Der Kläger begehrt die Verurteilung des Beklagten zur Zahlung von 88.483 S s. A. aus dem Titel des Schadenersatzes, u. zw. für

a) Schmerzengeld 40.000 S,

b) Entschädigung für Verunstaltung 25.000 S,

c) Aufenthaltskosten im Krankenhaus Sch. 9483 S,

d) Pflegekosten für die Zeit vom 29. April bis 30. November 1966 7000 S,

e) Fahrspesen 7000 S.

Ferner begehrt der Kläger die Feststellung, daß der Beklagte ihm für alle Schäden hafte, die der Kläger durch die Verbrennung bei seiner Geburt am 30. Jänner 1965 erlitten habe und erleide.

Das Erstgericht hat den Beklagten zur Zahlung von 56.000 S samt 4% Zinsen seit 1. Oktober 1966 verurteilt und festgestellt, daß der Beklagte dem Kläger für alle zukünftigen Schäden aus den bei seiner Geburt am 30. Jänner 1965 erlittenen Verbrennungen hafte.
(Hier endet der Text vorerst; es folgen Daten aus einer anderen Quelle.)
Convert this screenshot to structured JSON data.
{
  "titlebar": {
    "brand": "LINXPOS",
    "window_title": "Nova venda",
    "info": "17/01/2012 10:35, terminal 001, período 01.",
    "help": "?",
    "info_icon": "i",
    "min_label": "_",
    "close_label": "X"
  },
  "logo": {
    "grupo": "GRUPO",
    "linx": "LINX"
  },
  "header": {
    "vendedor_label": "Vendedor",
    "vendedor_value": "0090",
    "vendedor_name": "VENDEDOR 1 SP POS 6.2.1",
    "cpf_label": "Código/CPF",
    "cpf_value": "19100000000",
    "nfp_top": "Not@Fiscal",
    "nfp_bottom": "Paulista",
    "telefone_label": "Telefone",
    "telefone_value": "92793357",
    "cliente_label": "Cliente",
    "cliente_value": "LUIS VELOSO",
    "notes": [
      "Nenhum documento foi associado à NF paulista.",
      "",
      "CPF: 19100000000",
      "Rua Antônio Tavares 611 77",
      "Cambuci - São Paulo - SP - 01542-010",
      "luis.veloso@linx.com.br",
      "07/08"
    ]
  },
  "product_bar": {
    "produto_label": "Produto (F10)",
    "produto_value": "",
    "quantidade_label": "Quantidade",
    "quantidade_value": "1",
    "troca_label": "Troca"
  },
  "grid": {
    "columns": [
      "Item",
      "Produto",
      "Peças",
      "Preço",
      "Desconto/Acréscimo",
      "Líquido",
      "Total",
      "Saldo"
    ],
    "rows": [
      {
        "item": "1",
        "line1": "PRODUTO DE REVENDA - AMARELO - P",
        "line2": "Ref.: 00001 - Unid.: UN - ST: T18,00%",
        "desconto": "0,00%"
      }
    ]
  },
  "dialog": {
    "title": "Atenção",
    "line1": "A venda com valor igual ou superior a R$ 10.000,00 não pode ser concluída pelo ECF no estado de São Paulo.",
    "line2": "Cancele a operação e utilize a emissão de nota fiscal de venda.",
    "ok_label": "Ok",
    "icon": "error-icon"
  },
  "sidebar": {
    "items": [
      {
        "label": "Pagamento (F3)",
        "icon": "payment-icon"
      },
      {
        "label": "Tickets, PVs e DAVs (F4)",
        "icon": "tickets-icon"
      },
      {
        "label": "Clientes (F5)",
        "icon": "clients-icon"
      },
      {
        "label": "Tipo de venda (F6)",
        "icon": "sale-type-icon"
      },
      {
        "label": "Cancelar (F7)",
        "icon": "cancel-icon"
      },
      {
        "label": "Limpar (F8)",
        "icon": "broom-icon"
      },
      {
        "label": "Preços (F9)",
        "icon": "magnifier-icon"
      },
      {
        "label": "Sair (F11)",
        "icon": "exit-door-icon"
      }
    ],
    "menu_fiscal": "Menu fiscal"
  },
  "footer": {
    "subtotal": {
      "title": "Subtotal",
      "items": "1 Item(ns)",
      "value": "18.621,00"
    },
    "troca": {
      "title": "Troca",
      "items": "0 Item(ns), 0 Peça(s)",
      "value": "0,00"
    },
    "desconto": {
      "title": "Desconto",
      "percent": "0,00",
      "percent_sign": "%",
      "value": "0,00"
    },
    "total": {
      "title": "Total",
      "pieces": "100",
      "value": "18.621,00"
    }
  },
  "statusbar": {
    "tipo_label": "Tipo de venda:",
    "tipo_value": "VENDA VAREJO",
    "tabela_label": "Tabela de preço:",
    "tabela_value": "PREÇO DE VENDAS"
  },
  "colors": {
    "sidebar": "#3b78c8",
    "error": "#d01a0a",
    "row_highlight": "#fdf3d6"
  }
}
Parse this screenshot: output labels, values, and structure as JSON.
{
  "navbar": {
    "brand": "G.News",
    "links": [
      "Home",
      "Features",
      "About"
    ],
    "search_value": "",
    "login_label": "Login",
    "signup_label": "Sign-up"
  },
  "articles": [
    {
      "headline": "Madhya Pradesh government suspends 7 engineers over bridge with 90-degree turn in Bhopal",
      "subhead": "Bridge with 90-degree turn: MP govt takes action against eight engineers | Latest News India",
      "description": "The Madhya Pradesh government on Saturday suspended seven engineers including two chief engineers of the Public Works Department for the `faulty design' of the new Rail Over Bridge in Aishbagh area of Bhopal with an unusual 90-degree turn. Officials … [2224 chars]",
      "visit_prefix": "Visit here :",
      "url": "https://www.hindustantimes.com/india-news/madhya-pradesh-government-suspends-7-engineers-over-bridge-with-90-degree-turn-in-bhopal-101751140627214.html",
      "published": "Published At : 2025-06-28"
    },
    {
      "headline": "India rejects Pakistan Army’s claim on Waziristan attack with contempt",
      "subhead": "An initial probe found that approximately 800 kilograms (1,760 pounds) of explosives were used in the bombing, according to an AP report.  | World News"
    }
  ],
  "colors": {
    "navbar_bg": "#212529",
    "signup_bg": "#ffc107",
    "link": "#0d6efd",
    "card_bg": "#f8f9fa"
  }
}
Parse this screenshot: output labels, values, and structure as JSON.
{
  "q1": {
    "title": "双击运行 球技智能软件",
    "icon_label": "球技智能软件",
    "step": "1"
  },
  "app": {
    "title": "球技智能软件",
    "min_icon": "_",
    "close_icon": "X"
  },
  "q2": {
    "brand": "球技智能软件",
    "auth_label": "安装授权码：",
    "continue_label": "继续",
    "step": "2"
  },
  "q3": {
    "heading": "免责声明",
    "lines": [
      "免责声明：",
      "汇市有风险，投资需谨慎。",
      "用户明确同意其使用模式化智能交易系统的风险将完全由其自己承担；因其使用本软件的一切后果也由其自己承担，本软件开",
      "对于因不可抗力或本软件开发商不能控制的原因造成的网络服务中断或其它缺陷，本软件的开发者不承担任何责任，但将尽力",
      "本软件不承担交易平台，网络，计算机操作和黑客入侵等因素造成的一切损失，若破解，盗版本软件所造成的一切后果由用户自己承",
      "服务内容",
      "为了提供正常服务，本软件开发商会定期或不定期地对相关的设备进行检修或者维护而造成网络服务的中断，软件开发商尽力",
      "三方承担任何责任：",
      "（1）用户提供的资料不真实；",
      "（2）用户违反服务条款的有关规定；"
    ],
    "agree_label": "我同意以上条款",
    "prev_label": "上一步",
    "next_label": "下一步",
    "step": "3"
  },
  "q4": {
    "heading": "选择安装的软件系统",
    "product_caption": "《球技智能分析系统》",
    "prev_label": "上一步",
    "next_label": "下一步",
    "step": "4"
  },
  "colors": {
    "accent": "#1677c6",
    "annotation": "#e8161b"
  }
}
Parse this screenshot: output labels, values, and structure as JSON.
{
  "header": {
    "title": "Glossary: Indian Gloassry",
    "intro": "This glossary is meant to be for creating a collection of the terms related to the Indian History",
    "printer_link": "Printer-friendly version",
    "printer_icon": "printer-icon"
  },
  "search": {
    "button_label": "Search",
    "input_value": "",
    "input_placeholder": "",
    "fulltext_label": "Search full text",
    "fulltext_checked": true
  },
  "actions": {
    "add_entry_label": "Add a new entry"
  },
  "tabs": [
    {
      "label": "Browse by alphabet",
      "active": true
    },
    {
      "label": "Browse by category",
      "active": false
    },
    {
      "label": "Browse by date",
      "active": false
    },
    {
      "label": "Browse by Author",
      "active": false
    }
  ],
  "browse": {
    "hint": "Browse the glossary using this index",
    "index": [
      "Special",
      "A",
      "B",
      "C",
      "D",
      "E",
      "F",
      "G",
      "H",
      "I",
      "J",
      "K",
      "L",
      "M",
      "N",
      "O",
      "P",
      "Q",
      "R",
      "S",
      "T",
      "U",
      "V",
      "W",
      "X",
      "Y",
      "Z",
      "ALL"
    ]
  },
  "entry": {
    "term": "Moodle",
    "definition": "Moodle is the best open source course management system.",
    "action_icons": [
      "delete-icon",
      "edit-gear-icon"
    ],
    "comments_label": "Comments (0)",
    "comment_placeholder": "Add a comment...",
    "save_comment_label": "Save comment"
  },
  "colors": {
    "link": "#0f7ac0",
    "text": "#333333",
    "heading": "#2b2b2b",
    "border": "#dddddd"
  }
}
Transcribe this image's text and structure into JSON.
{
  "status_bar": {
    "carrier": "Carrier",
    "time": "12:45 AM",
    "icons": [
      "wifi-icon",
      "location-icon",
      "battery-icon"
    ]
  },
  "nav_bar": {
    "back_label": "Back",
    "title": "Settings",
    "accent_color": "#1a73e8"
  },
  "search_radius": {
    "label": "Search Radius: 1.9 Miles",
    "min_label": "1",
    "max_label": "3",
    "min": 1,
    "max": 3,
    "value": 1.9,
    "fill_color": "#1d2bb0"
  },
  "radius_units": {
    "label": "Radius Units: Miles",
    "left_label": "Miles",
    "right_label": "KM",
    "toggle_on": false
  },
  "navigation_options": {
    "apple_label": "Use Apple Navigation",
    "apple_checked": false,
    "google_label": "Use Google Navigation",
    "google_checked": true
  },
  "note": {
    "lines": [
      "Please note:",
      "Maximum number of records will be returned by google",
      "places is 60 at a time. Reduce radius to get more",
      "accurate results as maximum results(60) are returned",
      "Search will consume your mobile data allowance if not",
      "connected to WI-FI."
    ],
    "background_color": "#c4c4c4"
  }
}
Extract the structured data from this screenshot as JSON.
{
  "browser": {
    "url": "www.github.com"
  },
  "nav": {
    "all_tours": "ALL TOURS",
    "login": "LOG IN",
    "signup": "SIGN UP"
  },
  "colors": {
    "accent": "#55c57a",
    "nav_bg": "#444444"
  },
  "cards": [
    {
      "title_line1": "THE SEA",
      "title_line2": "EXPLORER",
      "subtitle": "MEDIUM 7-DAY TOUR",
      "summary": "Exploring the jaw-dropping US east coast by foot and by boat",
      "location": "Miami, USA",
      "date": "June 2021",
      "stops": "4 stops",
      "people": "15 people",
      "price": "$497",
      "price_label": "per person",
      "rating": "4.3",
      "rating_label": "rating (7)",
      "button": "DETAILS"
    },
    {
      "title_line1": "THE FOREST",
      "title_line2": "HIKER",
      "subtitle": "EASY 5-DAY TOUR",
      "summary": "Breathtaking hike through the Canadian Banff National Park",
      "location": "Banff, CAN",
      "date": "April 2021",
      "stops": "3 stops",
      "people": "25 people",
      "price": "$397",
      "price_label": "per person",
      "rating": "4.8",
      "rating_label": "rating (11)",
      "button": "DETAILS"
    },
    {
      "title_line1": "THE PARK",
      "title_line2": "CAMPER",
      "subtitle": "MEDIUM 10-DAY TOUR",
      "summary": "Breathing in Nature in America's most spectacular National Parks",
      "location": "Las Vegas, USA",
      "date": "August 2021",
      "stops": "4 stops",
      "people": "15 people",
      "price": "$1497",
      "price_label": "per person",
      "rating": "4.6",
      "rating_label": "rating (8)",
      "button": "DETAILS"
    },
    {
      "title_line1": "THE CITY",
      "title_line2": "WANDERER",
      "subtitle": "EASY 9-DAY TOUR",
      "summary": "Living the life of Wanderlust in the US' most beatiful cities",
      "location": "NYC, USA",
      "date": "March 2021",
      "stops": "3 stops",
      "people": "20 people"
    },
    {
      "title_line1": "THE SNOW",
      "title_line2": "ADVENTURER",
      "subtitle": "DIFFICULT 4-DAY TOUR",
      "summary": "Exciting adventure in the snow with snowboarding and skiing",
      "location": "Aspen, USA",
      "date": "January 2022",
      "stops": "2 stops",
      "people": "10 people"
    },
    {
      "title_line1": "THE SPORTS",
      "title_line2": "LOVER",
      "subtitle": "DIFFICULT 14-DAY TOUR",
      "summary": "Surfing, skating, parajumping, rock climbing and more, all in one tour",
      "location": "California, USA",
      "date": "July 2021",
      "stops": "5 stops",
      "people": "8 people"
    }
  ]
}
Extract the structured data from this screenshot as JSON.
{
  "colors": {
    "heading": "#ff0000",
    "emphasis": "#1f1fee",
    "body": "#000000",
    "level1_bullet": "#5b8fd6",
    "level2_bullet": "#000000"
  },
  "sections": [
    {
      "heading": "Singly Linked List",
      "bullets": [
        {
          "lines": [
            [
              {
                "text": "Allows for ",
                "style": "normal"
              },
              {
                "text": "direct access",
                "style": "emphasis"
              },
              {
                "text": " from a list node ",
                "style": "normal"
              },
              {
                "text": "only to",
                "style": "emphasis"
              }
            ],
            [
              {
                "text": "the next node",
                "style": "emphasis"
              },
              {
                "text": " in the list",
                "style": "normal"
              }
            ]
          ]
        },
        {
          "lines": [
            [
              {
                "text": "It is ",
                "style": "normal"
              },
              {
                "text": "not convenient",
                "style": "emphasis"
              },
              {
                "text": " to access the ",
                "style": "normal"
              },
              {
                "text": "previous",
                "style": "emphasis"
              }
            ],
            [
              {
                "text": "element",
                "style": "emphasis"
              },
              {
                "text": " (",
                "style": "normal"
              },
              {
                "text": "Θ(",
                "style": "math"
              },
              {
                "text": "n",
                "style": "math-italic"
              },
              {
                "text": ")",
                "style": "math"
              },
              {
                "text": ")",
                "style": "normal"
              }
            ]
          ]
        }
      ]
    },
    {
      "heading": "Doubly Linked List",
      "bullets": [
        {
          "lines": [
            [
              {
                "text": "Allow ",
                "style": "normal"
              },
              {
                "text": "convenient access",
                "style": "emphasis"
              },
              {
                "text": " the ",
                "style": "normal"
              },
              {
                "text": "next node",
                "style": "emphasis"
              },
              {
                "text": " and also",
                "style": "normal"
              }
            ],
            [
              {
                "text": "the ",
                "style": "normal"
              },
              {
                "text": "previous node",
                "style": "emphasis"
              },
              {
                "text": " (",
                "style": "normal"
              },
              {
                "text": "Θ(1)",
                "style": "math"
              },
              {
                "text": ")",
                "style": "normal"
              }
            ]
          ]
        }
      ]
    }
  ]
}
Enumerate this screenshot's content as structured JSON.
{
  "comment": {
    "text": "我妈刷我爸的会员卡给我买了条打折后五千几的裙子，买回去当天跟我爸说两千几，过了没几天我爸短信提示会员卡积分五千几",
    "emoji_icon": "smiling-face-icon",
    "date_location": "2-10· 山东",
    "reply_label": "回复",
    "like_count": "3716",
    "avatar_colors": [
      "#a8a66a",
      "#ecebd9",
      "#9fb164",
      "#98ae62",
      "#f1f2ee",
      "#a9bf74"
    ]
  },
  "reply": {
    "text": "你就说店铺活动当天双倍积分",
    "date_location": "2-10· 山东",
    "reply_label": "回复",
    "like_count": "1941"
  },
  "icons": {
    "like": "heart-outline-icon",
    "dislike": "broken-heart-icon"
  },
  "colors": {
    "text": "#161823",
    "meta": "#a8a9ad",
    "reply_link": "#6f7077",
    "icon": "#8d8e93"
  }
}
Das Mehrbegehren auf Verurteilung des Beklagten zur Zahlung von weiteren 32.483 S samt 4% Zinsen seit 1. Oktober 1966 und das Feststellungsbegehren, daß der Beklagte auch für Schäden aus der Verbrennung, die der Kläger erlitten habe, hafte, wurden vom Erstgericht abgewiesen.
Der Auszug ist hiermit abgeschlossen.